It took Winston Churchill to popularize antibiotic medicine,” says William Donald Kelley, 54, in a reference to penicillin curing the English leader’s pneumonia. “Steve McQueen will do the same for metabolic therapy.” While the outcome of McQueen’s grim struggle with cancer (preceding story) is still unknown, there is little doubt that Kelley, a formerly obscure Fort Worth orthodontist, is fulfilling his own prophecy. Within days of leaking the news that he was treating the movie star with his unorthodox nutritional methods, Kelley flew to L.A., arranged a press conference and appeared on Tom Snyder’s Tomorrow show. Millions heard Kelley advocate his “nonspecific metabolic therapy,” which includes a computerized program of diet, nutritional supplements and “detoxification” by coffee enemas and fasts.
But while Kelley’s theories may offer hope to the desperate, his background is less reassuring. He is not an M.D. Even his orthodontist’s license was suspended in 1976 for five years after patients complained he was more interested in treating other health problems than in straightening teeth. Over the years he reportedly has been investigated by some 15 government organizations from the IRS to the Food and Drug Administration. “In their sincere efforts to weed out the real quacks,” Kelley protests, “these agencies sometimes get overzealous.”
Kelley claims he is a living testament to the merits of metabolic therapy. In 1962 he says he had cancer of the liver and pancreas and was given only eight weeks to live. “I freaked out,” he remembers. “All your friends and relatives are ready to put you in a box when they hear the word ‘cancer.’ ” Kelley says he cured himself by adhering to a strict diet of liver, pancreatic enzymes, exercise and positive thinking. He compiled his theories in a book, One Answer to Cancer, banned in Texas by court order in 1969 as an unlawful effort to practice medicine.

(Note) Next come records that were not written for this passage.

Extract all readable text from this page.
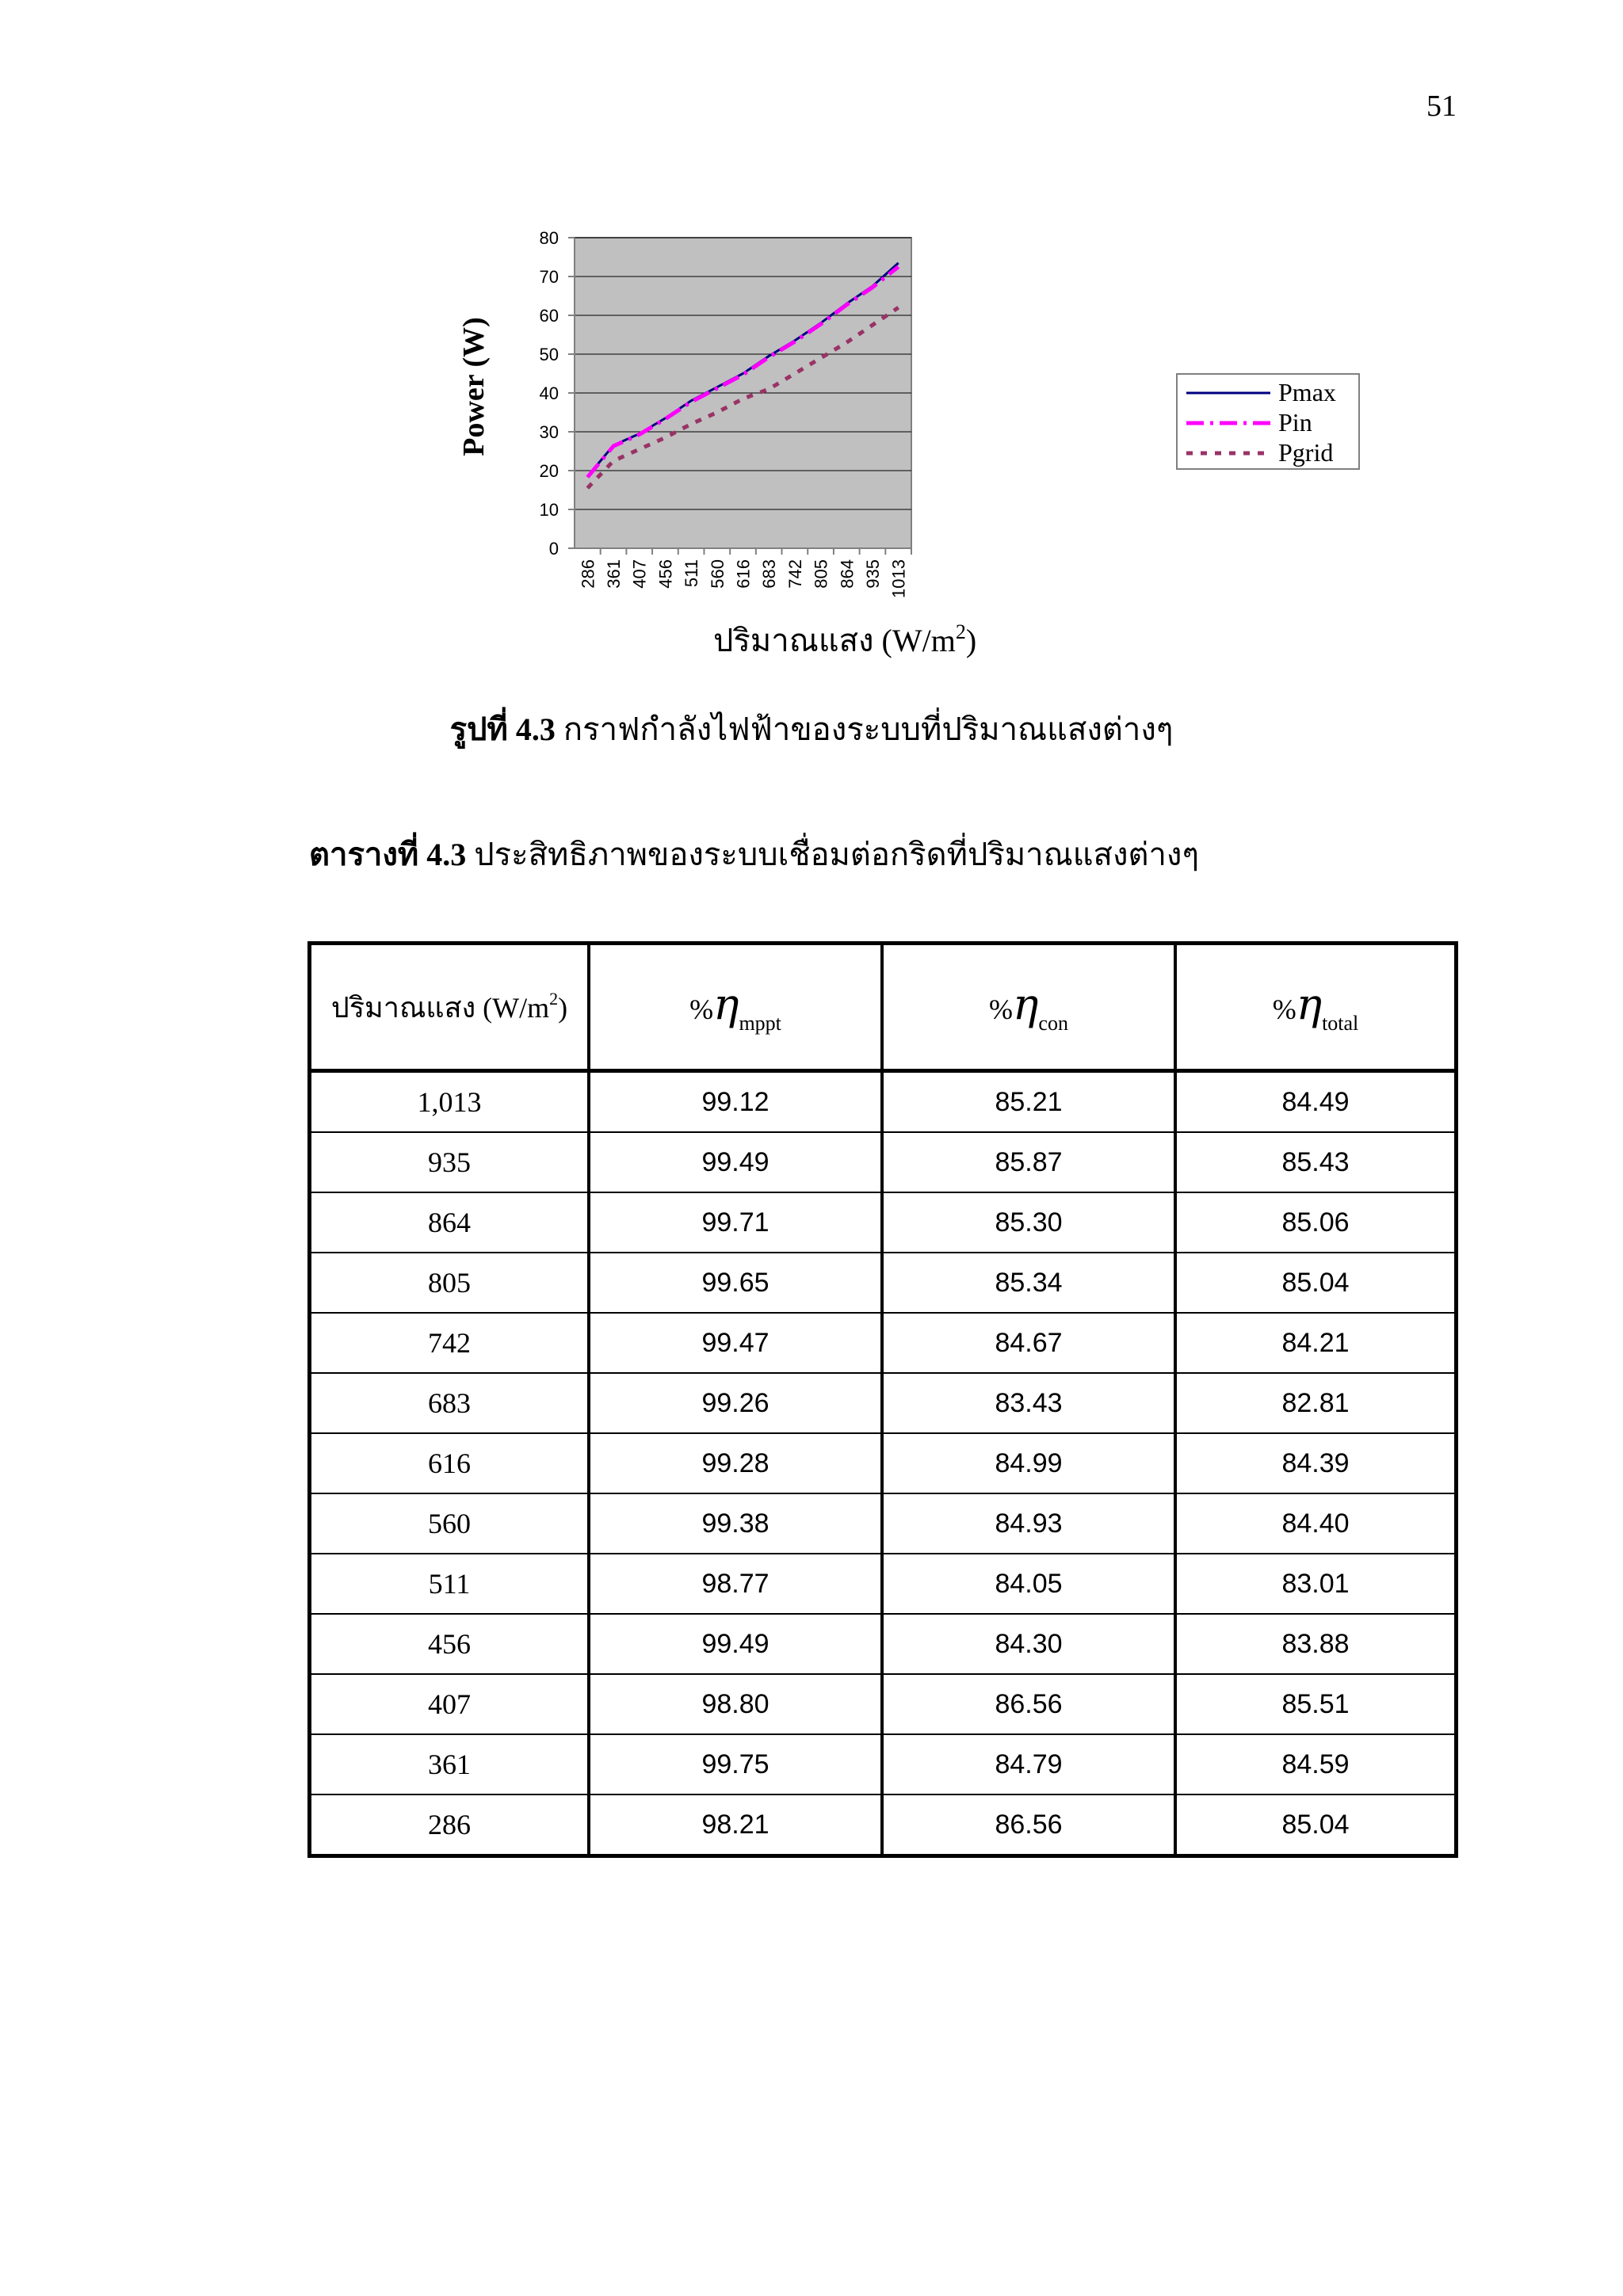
51
0
10
20
30
40
50
60
70
80
286 361 407 456 511 560 616 683 742 805 864 935 1013
Power (W)
ปริมาณแสง $(W/m^2)$
Pmax
Pin
Pgrid
รูปที่ 4.3 กราฟกำลังไฟฟ้าของระบบที่ปริมาณแสงต่างๆ
ตารางที่ 4.3 ประสิทธิภาพของระบบเชื่อมต่อกริดที่ปริมาณแสงต่างๆ
ปริมาณแสง $(W/m^2)$	$\%\eta_{mppt}$	$\%\eta_{con}$	$\%\eta_{total}$
1,013	99.12	85.21	84.49
935	99.49	85.87	85.43
864	99.71	85.30	85.06
805	99.65	85.34	85.04
742	99.47	84.67	84.21
683	99.26	83.43	82.81
616	99.28	84.99	84.39
560	99.38	84.93	84.40
511	98.77	84.05	83.01
456	99.49	84.30	83.88
407	98.80	86.56	85.51
361	99.75	84.79	84.59
286	98.21	86.56	85.04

Undeterred, Kelley has since established the International Health Institute, a privately endowed consulting firm in Dallas that he says has programmed nutritional guidelines for some 20,000 persons. Kelley claims a 15 to 20 percent cure rate for last-stage cancer victims and 60 to 80 percent success with those less seriously ill. His figures are unsubstantiated, but Kelley says, “Our research meets all the requirements of a science.”
Born in Arkansas City, Kans., Kelley was raised by a widowed mother who supported the family by delivering dairy products. He majored in physical sciences, earned a master’s in education and then studied dentistry at Baylor University. Kelley set up practice in Fort Worth and later Grapevine, Texas, where he dabbled in holistic orthodontia and started a mail-order vitamin business. The four children from an early marriage were recipients of his nutritional practices. “I grew up on goat’s milk, carrot brownies and black molasses,” says his oldest daughter, Kim, 21, who now works as his administrative assistant.
In addition to the Dallas facility, Kelley also owns a 160-acre farm in Washington, where he met McQueen in late April. “When I first saw him I was horrified,” admits Kelley’s present wife, Suzi, 34. “He said the doctors gave him no hope.” Kelley thinks otherwise. “His chances are excellent if he has the discipline to follow the program,” Kelley says. “I believe with all my heart that this approach represents the future of cancer therapy.”